Note: This post deals with integrating Amazon S3 into an app that already uses Paperclip. Learn how to use Paperclip with your Rails models here – the documentation is awesome!
Working locally is a breeze. You use the Paperclip gem and your photos magically appear on your development application hosted on the local server.
Working on Heroku is a little different. If you try to load an image, it works – for about 24 hours and then disappears. Why? Heroku doesn’t want to be a free cloud storage service for you.

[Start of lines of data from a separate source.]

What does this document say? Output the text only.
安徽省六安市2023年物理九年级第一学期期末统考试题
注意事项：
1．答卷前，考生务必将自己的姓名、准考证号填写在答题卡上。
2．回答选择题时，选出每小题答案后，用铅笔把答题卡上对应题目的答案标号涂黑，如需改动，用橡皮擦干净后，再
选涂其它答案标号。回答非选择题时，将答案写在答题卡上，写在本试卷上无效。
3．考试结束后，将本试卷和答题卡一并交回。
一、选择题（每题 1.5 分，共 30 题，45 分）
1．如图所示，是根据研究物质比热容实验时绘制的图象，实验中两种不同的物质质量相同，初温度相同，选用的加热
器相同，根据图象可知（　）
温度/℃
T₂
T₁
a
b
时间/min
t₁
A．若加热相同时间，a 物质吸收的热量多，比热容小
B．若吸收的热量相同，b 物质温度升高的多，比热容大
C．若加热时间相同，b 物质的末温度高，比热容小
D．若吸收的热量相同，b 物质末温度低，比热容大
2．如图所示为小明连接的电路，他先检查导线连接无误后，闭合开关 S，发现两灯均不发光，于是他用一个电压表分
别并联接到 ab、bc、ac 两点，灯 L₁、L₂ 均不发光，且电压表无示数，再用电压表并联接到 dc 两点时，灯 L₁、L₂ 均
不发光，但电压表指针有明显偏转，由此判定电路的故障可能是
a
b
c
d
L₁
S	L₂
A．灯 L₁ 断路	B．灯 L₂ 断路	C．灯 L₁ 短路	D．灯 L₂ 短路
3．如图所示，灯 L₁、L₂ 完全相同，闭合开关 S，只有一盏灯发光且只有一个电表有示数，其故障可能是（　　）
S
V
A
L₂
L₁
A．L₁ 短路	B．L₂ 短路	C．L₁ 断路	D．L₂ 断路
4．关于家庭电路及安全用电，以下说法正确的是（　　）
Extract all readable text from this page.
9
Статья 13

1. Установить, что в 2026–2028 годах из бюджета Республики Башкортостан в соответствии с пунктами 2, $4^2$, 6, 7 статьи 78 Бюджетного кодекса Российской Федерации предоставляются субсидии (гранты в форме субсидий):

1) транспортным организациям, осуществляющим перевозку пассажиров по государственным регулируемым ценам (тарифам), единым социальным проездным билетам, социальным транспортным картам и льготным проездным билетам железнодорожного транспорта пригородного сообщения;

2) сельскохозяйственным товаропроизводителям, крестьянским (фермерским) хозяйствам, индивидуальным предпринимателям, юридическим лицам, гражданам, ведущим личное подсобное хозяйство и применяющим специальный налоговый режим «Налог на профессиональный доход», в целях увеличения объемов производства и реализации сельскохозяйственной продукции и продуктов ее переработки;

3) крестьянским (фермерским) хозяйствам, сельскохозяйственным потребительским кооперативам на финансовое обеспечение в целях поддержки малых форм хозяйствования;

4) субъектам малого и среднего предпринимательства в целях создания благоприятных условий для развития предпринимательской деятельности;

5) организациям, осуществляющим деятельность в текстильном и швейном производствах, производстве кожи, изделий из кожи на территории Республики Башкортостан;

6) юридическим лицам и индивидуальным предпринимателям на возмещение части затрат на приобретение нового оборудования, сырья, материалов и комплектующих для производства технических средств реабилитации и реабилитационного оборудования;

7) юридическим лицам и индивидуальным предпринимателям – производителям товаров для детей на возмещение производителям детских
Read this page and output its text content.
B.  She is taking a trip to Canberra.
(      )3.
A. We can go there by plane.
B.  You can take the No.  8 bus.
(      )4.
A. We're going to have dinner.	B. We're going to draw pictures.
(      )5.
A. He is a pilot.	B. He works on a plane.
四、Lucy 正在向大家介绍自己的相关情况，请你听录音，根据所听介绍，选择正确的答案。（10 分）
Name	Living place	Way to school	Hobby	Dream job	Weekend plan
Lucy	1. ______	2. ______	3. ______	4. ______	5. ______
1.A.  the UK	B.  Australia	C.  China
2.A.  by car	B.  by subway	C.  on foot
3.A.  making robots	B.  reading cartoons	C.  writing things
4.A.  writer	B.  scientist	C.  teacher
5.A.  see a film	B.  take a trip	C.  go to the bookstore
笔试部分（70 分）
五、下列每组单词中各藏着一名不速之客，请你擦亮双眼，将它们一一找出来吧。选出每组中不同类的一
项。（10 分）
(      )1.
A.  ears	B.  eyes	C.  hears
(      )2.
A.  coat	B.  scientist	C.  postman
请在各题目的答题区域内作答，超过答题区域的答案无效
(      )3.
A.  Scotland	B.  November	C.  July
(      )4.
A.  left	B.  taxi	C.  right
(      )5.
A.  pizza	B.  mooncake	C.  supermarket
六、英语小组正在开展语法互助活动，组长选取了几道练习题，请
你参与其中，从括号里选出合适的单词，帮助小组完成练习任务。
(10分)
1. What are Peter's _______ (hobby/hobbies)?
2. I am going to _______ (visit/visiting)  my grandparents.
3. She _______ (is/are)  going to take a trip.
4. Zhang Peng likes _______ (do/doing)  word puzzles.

For the win, you need to use Amazon S3 (Simple Storage Service) together with your Heroku app and Paperclip gem.
Let’s do this now!
1) Create Your Amazon S3 Account
It’s free and easy. Sign up for Amazon Web Services here.
2) Establish Your Amazon S3 Credentials
You need credentials for your app to access your Amazon S3 storage.
In the upper right, navigate to the dropdown under your name > “Security Credentials”. Select “Access Keys (Access Key ID and Secret Access Key)” > “Create New Access Key”.
Save these credentials! You will need them for your ENV variables.
3) Create a Bucket
You need a specific place for your app to save its images. Amazon S3 calls this a “bucket”.
In the upper left, naviage to the dropdown under “Services” > “S3”. Click on the button “Create Bucket”.
Tip: Follow these conventions for naming buckets from Heroku.
4) Update that Gemfile
You need to add the Amazon Web Services gem to your Gemfile.
After trial and error, there were issues with my dependencies and I had to specify versions of the Paperclip, Postgres and Amazon Web Services gems, as follows:
gem 'paperclip', '4.3.6'
gem 'pg', '~> 0.18.4'
gem 'aws-sdk', '<2.0'
Let’s rebundle – simple enough:
bundle install
5) Update Production Environment File
You need to let Paperclip know that images will be stored with Amazon by setting configuration defaults.
In config/environments/production.rb, add the following:
# Amazon S3
config.paperclip_defaults = {
storage: :s3,
s3_credentials: {
bucket: ENV['AWS_S3_BUCKET'],
access_key_id: ENV['AWS_ACCESS_KEY_ID'],
secret_access_key: ENV['AWS_SECRET_ACCESS_KEY']
}
}
6) Commit, Commit, Commit to Git
Easy and standard (and perhaps you have already committed many times before this prompt!):
git add .
git commit -m “<your message>”
7) Set Heroku ENV variables
As always, you don’t want your credentials in your git repos. This is why we use the ENV hash and set our actual values to named keys!
Remember those ID, KEY and bucket name from before? Let’s set the Heroku ENV variables now:
heroku config:set AWS_S3_BUCKET=your_bucket_name
heroku config:set AWS_ACCESS_KEY_ID=your_key
heroku config:set AWS_SECRET_ACCESS_KEY=your_secret
Confirm you set them by checking:
heroku config
Read more about this on the Heroku Dev Center.
8) Push Your Application Files to Heroku
In your top-level directory, push your entire application to Heroku by entering the following command in terminal:
git push heroku master
9) Check Out Your App Live!
Let’s check out your live app again – now with image-saving functionality!